Un’esperienza diversa, difficile, gratificante. Ha definito così la sua permanenza in Zambia Anita Romagnoli de l’Africa Chiama Onlus spinta dalla voglia di mettersi alla prova. Di ritorno in Italia, l’abbiamo intervistata chiedendole che cosa le è rimasto di questo viaggio nel cuore e nella mente.
Che cosa ti ha spinto a partire per questa esperienza?
Ho deciso di partire per il servizio civile in Zambia con L’Africa Chiama perché avevo voglia di mettermi alla prova e confrontarmi con una realtà completamente diversa da quella in cui sono cresciuta.
Quali progetti hai seguito in Zambia?
L’africa Chiama, da più di 10 anni porta avanti il centro Shalom nella periferia di Lusaka, precisamente a Kanyama, il compound più grande e più povero di tutto lo Zambia. Il centro è costituito da una scuola che ha come focus l’inclusività scolastica, una clinica e un centro di fisioterapia. Nei mesi in cui sono stata a Kanyama mi sono occupata principalmente di supportare l’area sanitaria, mi sono occupata in particolare del dipartimento di fisioterapia dove bambini, bambine, ragazzi e ragazze con disabilità si recano a fare i trattamenti. Altra attività portata avanti è stata quella di seguire la costruzione del nuovo centro di maternità, iniziata a luglio del 2019.
Qual è stato l’incontro che ti è rimasto nel cuore?
C’è stata Rebecca, di due anni con paralisi celebrale, che dopo mesi di fisioterapia ha iniziato a camminare tenendo la mano di Naomi, la sua mamma e che ogni martedì al mio “how are you?” mi rispondeva sorridente: “fine!”. Christine, diciotto mesi che ogni venerdì si recava al centro a fare fisioterapia. Quando l’ho conosciuta al solo vedermi si nascondeva dietro la mamma. Gli ultimi mesi al mio saluto, invece, il suo viso si distendeva in un sorriso enorme. Daniel, di 12 anni con un disturbo dell’apprendimento che tutte le mattine veniva a salutarmi in ufficio. Emmanuel, assiduo frequentatore della biblioteca che adorava leggere Romeo e Giulietta con affianco il dizionario per cercare le parole che non conosceva. Ogni persona, ogni mamma, ogni bambino o bambina mi hanno insegnato qualcosa. Anche dagli operatori locali con cui ho lavorato fianco a fianco ogni giorno ho imparato, innanzitutto, il rispetto per l’altro.

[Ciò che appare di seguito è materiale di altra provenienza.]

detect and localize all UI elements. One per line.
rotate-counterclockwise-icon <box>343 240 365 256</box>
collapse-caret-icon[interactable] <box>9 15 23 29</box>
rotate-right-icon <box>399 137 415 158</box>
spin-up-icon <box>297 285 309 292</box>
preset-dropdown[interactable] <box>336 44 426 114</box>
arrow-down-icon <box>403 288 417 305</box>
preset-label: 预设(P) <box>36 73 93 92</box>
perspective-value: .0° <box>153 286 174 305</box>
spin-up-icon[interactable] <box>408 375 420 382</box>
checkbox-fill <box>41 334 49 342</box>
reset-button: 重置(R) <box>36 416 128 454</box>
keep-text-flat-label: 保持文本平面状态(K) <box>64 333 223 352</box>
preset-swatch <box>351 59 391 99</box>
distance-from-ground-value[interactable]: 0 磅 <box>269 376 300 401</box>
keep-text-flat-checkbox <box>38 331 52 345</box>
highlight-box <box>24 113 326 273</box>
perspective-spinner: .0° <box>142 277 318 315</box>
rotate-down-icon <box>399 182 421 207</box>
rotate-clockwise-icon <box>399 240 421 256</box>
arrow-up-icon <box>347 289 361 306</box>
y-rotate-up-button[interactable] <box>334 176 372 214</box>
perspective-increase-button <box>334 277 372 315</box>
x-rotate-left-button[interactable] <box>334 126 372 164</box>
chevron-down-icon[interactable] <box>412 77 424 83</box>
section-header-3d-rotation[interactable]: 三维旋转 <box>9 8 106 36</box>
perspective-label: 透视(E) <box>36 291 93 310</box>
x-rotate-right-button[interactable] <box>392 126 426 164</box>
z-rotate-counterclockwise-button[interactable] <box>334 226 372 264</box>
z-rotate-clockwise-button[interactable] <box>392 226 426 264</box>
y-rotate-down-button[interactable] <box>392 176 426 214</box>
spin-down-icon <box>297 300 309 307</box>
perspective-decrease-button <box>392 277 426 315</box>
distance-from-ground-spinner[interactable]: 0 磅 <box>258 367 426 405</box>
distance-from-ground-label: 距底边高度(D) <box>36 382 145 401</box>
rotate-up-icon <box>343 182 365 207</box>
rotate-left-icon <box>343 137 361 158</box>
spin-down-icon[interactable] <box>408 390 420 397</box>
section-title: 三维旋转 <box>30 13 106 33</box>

Come sei partita e come soprattutto sei tornata?
Sono partita con la voglia di scoprire un nuovo luogo, una nuova cultura e di mettermi in gioco. Sono tornata arricchita, con la consapevolezza che viviamo in un mondo complesso e per niente giusto. Sono tornata consapevole della fortunata di essere nata in un luogo dove i miei diritti di essere umano sono garantiti.
Se dovessi riassumere in tre parole la realtà che hai trovato in Africa.
Diversa, difficile, gratificante
Progetti per il futuro?
La cooperazione rimane l’ambito in cui vorrei mettere alla prova l’esperienza e le capacità maturate in questo anno. Oltre a ciò rimango sicuramento un’affezionata volontaria de L’Africa Chiama e metterò a disposizione il mio tempo anche, qui, in Italia, per i progetti che l’associazione porta avanti.